New Delhi: Shares of IT major Wipro declined by nearly 4 per cent in Friday morning trade after the firm reported a consolidated net profit of Rs 3,501.8 crore for the March quarter of FY26, down 1.89 per cent from the year-ago period and gave a muted guidance. The stock edged lower by 3.61 per cent to Rs 202.60 on the BSE.
At the NSE, it declined by 3.69 per cent to Rs 202.50. Wipro on Thursday reported a consolidated net profit of Rs 3,501.8 crore for the March quarter of FY26, down 1.89 per cent from Rs 3,569.6 crore a year ago. The dip in profit comes against the backdrop of a challenging macroeconomic environment, which Wipro CEO and MD Srini Pallia described during the earnings call as the "new normal" marked by geopolitical and policy disruptions, though he noted that overall IT spending has shown resilience.

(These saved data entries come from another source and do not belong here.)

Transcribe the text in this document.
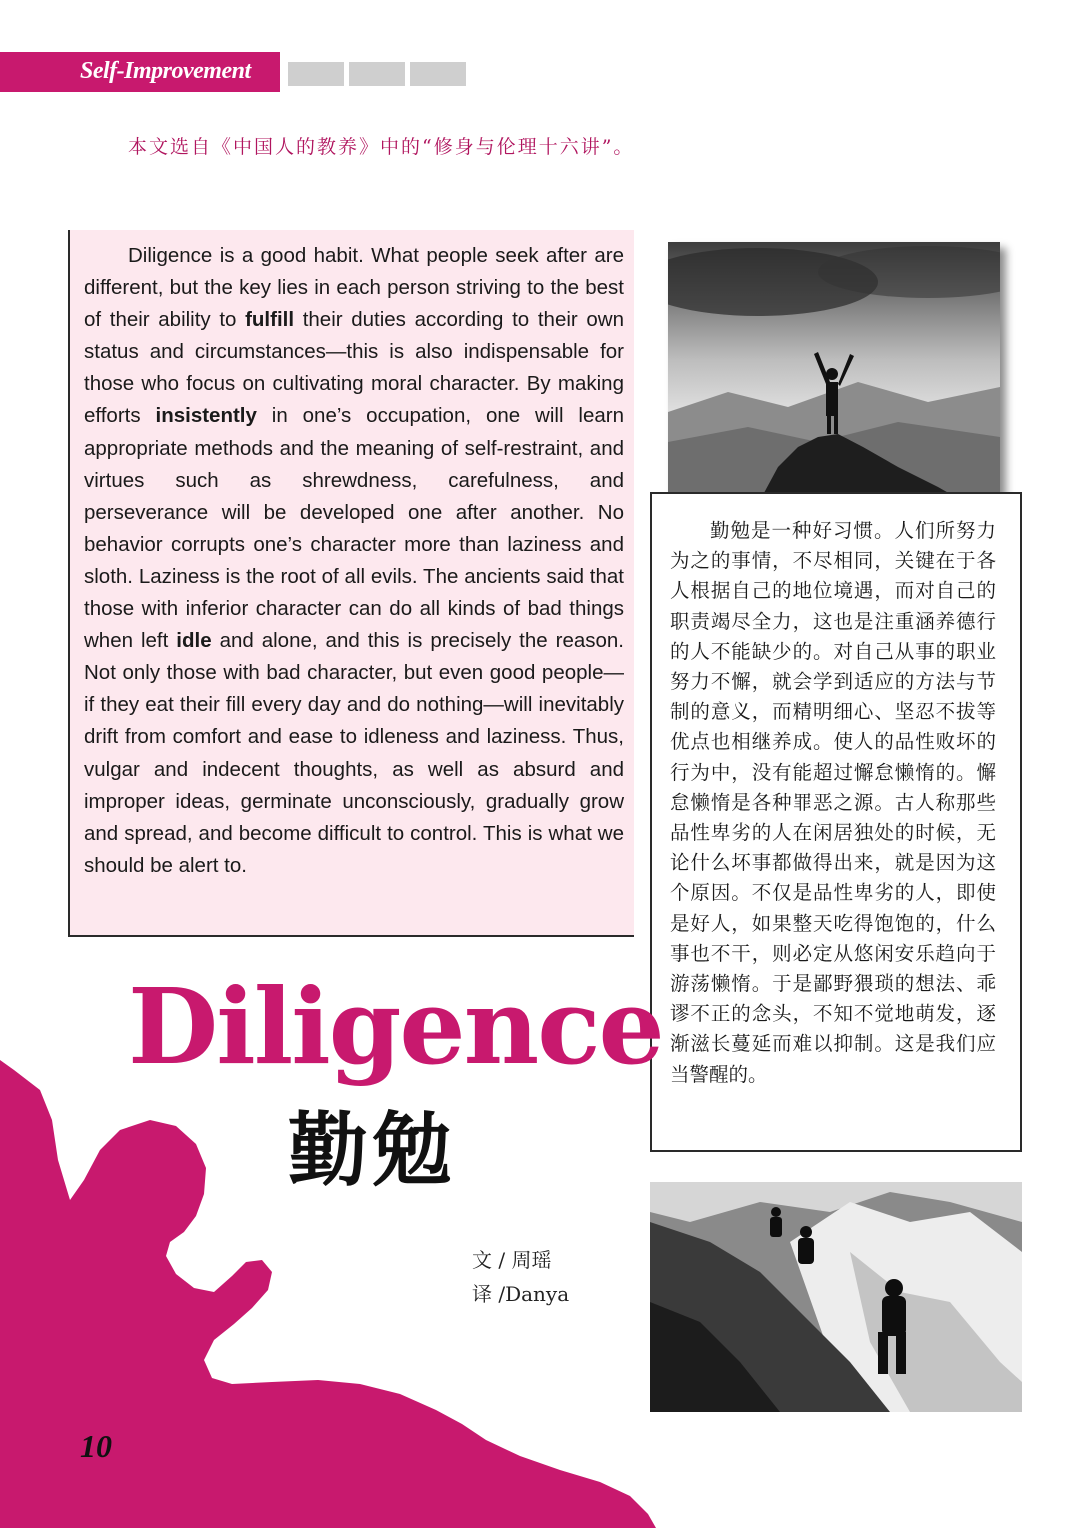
Self-Improvement
本文选自《中国人的教养》中的“修身与伦理十六讲”。
Diligence is a good habit. What people seek after are different, but the key lies in each person striving to the best of their ability to fulfill their duties according to their own status and circumstances—this is also indispensable for those who focus on cultivating moral character. By making efforts insistently in one’s occupation, one will learn appropriate methods and the meaning of self-restraint, and virtues such as shrewdness, carefulness, and perseverance will be developed one after another. No behavior corrupts one’s character more than laziness and sloth. Laziness is the root of all evils. The ancients said that those with inferior character can do all kinds of bad things when left idle and alone, and this is precisely the reason. Not only those with bad character, but even good people—if they eat their fill every day and do nothing—will inevitably drift from comfort and ease to idleness and laziness. Thus, vulgar and indecent thoughts, as well as absurd and improper ideas, germinate unconsciously, gradually grow and spread, and become difficult to control. This is what we should be alert to.
勤勉是一种好习惯。人们所努力为之的事情，不尽相同，关键在于各人根据自己的地位境遇，而对自己的职责竭尽全力，这也是注重涵养德行的人不能缺少的。对自己从事的职业努力不懈，就会学到适应的方法与节制的意义，而精明细心、坚忍不拔等优点也相继养成。使人的品性败坏的行为中，没有能超过懈怠懒惰的。懈怠懒惰是各种罪恶之源。古人称那些品性卑劣的人在闲居独处的时候，无论什么坏事都做得出来，就是因为这个原因。不仅是品性卑劣的人，即使是好人，如果整天吃得饱饱的，什么事也不干，则必定从悠闲安乐趋向于游荡懒惰。于是鄙野猥琐的想法、乖谬不正的念头，不知不觉地萌发，逐渐滋长蔓延而难以抑制。这是我们应当警醒的。
Diligence
勤勉
文 / 周瑶
译 /Danya
10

Wipro's board has also approved a mega Rs 15,000 crore share repurchase programme, proposing to buy back more than 5 per cent of its equity, or up to 60 crore shares, from shareholders at Rs 250 per share. The Bengaluru-headquartered firm's revenue rose 7.6 per cent to Rs 24,236.3 crore in Q4 FY26, as compared to Rs 22,504.2 crore in Q4 FY25. For the quarter ending June 30, 2026, Wipro expects revenue from its IT services business to be in the range of USD 2,597-2,651 million. This translates to a sequential guidance of (-) 2.0 per cent to 0 per cent in constant currency terms.
Addressing the muted guidance for the upcoming quarter, Pallia attributed the softness to a specific client issue in the Americas and delayed ramp-ups on a deal. He also noted that Q1 has traditionally been a weaker quarter for Wipro due to seasonality. The financial results were announced post-market hours on Thursday.